The stuff allyship is made of

I first got a job offer from McKinsey in 2006 for a consulting role in New York in what was the Business Technology Office (BTO). At that time, BTO did not feel technical enough to me (spoiler alert: a lot has changed since then). I declined McKinsey’s offer, and took a technical program manager job with Microsoft.

After three years in what I thought would be my dream role, I was not as enamored by writing code and technical specifications as I thought I would be. What I really wanted to do was transform Africa through business. For example, helping to build companies at scale drives employment and creates goods and services that improve livelihoods. I left Microsoft, earned my MBA, and joined McKinsey in Johannesburg in 2011.

Why allyship is important

The beauty of McKinsey, and the primary driver of the change we create, is the diversity of our consultants. The firm is at its best when our consultants are at their best - when they feel welcome, appreciated, and respected. Allyship makes that possible, making McKinsey a better place to work and increasing our client impact. Of course, being an ally is also fundamentally the right thing to do.

The stuff allyship is made of
The stuff allyship is made of

What makes me a good ally

I am constantly learning, but for me allyship consists of at least three things:

  • Acknowledging my biases: Even though I have experienced prejudice in major and micro ways, I still have implicit biases about others. As part of a recent McKinsey training, I did an online Implicit Association Test on sexuality. It illuminated implicit perceptions of gay and straight people I did not even realize I had. Acknowledging these biases makes me frequently pause and think hard about what I’m about to say or feedback I am about to provide. That way, I can consciously correct for any bias that may be sneaking in.
  • Listening: A big part of allyship is listening to others - understanding their challenges and perspectives and not assuming I know what they are going through. I experienced a particularly powerful example of this in a conversation I had with a LGBTQ+ associate a couple of years ago. He explained the challenges he had overcome to get to McKinsey. Most of that conversation was me listening to him and holding space as he shared his experiences. On the back of that conversation, we built a bond of trust that made us more effective colleagues and true friends.
  • Using my privilege to help others: As a partner at McKinsey, I am in a position to influence situations, including the team and client environment and the team composition. I use that privilege to lift other people up and make them feel welcome. This often means staffing colleagues of diverse backgrounds, encouraging other partners to think about their influence, and creating opportunities for others to get credit and visibility for the work they do.
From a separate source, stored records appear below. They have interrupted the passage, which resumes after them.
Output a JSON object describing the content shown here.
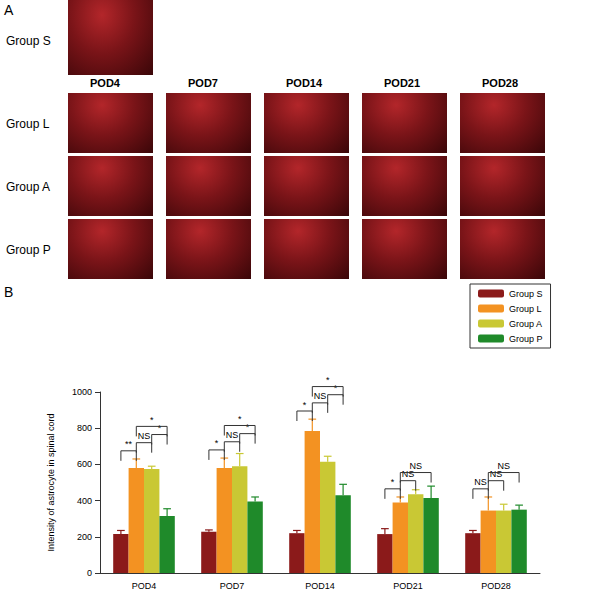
{
  "chart_data": {
    "type": "bar",
    "y_label": "Intensity of astrocyte in spinal cord",
    "categories": [
      "POD4",
      "POD7",
      "POD14",
      "POD21",
      "POD28"
    ],
    "series": [
      {
        "name": "Group S",
        "color": "#8b1a1a",
        "values": [
          215,
          228,
          220,
          215,
          220
        ],
        "errors": [
          20,
          10,
          15,
          30,
          15
        ]
      },
      {
        "name": "Group L",
        "color": "#f39222",
        "values": [
          580,
          580,
          785,
          390,
          345
        ],
        "errors": [
          50,
          55,
          65,
          30,
          75
        ]
      },
      {
        "name": "Group A",
        "color": "#c9c834",
        "values": [
          575,
          590,
          615,
          435,
          345
        ],
        "errors": [
          15,
          70,
          30,
          25,
          35
        ]
      },
      {
        "name": "Group P",
        "color": "#1f8a2a",
        "values": [
          315,
          395,
          430,
          415,
          350
        ],
        "errors": [
          40,
          25,
          60,
          65,
          25
        ]
      }
    ],
    "ylim": [
      0,
      1000
    ],
    "yticks": [
      0,
      200,
      400,
      600,
      800,
      1000
    ],
    "grid": false,
    "legend": "upper right",
    "significance": [
      {
        "category": "POD4",
        "from": "Group S",
        "to": "Group L",
        "label": "**"
      },
      {
        "category": "POD4",
        "from": "Group L",
        "to": "Group A",
        "label": "NS"
      },
      {
        "category": "POD4",
        "from": "Group A",
        "to": "Group P",
        "label": "*"
      },
      {
        "category": "POD4",
        "from": "Group L",
        "to": "Group P",
        "label": "*"
      },
      {
        "category": "POD7",
        "from": "Group S",
        "to": "Group L",
        "label": "*"
      },
      {
        "category": "POD7",
        "from": "Group L",
        "to": "Group A",
        "label": "NS"
      },
      {
        "category": "POD7",
        "from": "Group A",
        "to": "Group P",
        "label": "*"
      },
      {
        "category": "POD7",
        "from": "Group L",
        "to": "Group P",
        "label": "*"
      },
      {
        "category": "POD14",
        "from": "Group S",
        "to": "Group L",
        "label": "*"
      },
      {
        "category": "POD14",
        "from": "Group L",
        "to": "Group A",
        "label": "NS"
      },
      {
        "category": "POD14",
        "from": "Group A",
        "to": "Group P",
        "label": "*"
      },
      {
        "category": "POD14",
        "from": "Group L",
        "to": "Group P",
        "label": "*"
      },
      {
        "category": "POD21",
        "from": "Group S",
        "to": "Group L",
        "label": "*"
      },
      {
        "category": "POD21",
        "from": "Group L",
        "to": "Group A",
        "label": "NS"
      },
      {
        "category": "POD21",
        "from": "Group L",
        "to": "Group P",
        "label": "NS"
      },
      {
        "category": "POD28",
        "from": "Group S",
        "to": "Group L",
        "label": "NS"
      },
      {
        "category": "POD28",
        "from": "Group L",
        "to": "Group A",
        "label": "NS"
      },
      {
        "category": "POD28",
        "from": "Group L",
        "to": "Group P",
        "label": "NS"
      }
    ]
  },
  "figure": {
    "panel_labels": [
      "A",
      "B"
    ],
    "image_columns": [
      "POD4",
      "POD7",
      "POD14",
      "POD21",
      "POD28"
    ],
    "image_rows": [
      "Group S",
      "Group L",
      "Group A",
      "Group P"
    ]
  }
}
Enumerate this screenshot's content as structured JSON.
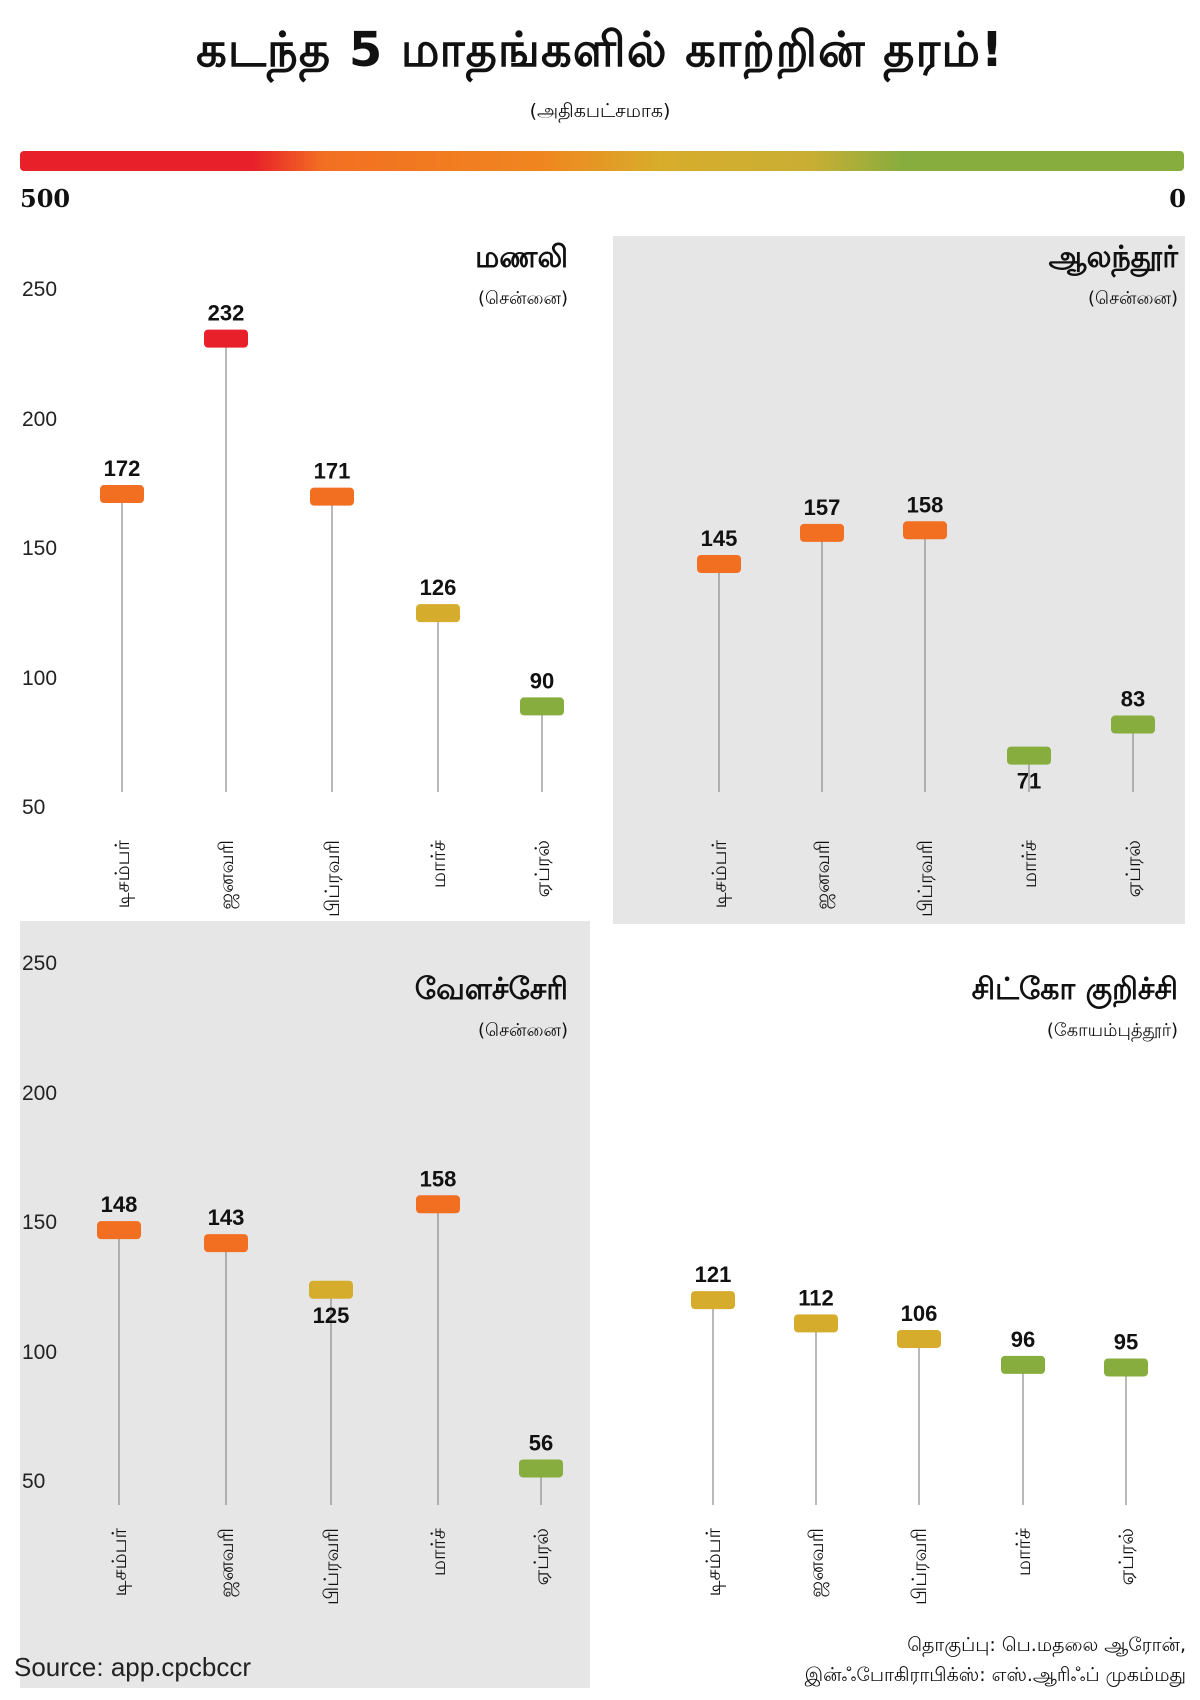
{
  "title": "கடந்த 5 மாதங்களில் காற்றின் தரம்!",
  "subtitle": "(அதிகபட்சமாக)",
  "scale": {
    "max_label": "500",
    "min_label": "0"
  },
  "colors": {
    "red": "#e8202a",
    "orange": "#f26f22",
    "yellow": "#d6ac2c",
    "green": "#86ad3e",
    "panel_gray": "#e6e6e7"
  },
  "yticks": [
    "250",
    "200",
    "150",
    "100",
    "50"
  ],
  "chart_data": [
    {
      "type": "dot",
      "title": "மணலி",
      "subtitle": "(சென்னை)",
      "categories": [
        "டிசம்பர்",
        "ஜனவரி",
        "பிப்ரவரி",
        "மார்ச்",
        "ஏப்ரல்"
      ],
      "values": [
        172,
        232,
        171,
        126,
        90
      ],
      "colors": [
        "orange",
        "red",
        "orange",
        "yellow",
        "green"
      ],
      "ylim": [
        50,
        250
      ]
    },
    {
      "type": "dot",
      "title": "ஆலந்தூர்",
      "subtitle": "(சென்னை)",
      "categories": [
        "டிசம்பர்",
        "ஜனவரி",
        "பிப்ரவரி",
        "மார்ச்",
        "ஏப்ரல்"
      ],
      "values": [
        145,
        157,
        158,
        71,
        83
      ],
      "colors": [
        "orange",
        "orange",
        "orange",
        "green",
        "green"
      ],
      "ylim": [
        50,
        250
      ]
    },
    {
      "type": "dot",
      "title": "வேளச்சேரி",
      "subtitle": "(சென்னை)",
      "categories": [
        "டிசம்பர்",
        "ஜனவரி",
        "பிப்ரவரி",
        "மார்ச்",
        "ஏப்ரல்"
      ],
      "values": [
        148,
        143,
        125,
        158,
        56
      ],
      "colors": [
        "orange",
        "orange",
        "yellow",
        "orange",
        "green"
      ],
      "ylim": [
        50,
        250
      ]
    },
    {
      "type": "dot",
      "title": "சிட்கோ குறிச்சி",
      "subtitle": "(கோயம்புத்தூர்)",
      "categories": [
        "டிசம்பர்",
        "ஜனவரி",
        "பிப்ரவரி",
        "மார்ச்",
        "ஏப்ரல்"
      ],
      "values": [
        121,
        112,
        106,
        96,
        95
      ],
      "colors": [
        "yellow",
        "yellow",
        "yellow",
        "green",
        "green"
      ],
      "ylim": [
        50,
        250
      ]
    }
  ],
  "source": "Source: app.cpcbccr",
  "credit": {
    "line1": "தொகுப்பு: பெ.மதலை ஆரோன்,",
    "line2": "இன்ஃபோகிராபிக்ஸ்: எஸ்.ஆரிஃப் முகம்மது"
  }
}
Learn more about how inclusion matters

About Tawanda

Currently, I am a partner in San Francisco. I moved from Johannesburg to the US in November 2019 to support my wife’s career in tech entrepreneurship and expand my own exposure to innovation in financial services. Despite the restrictions due to COVID, we have been able to travel around much of Northern California and enjoy the beauty of the Bay Area. We hike, run, and take day trips.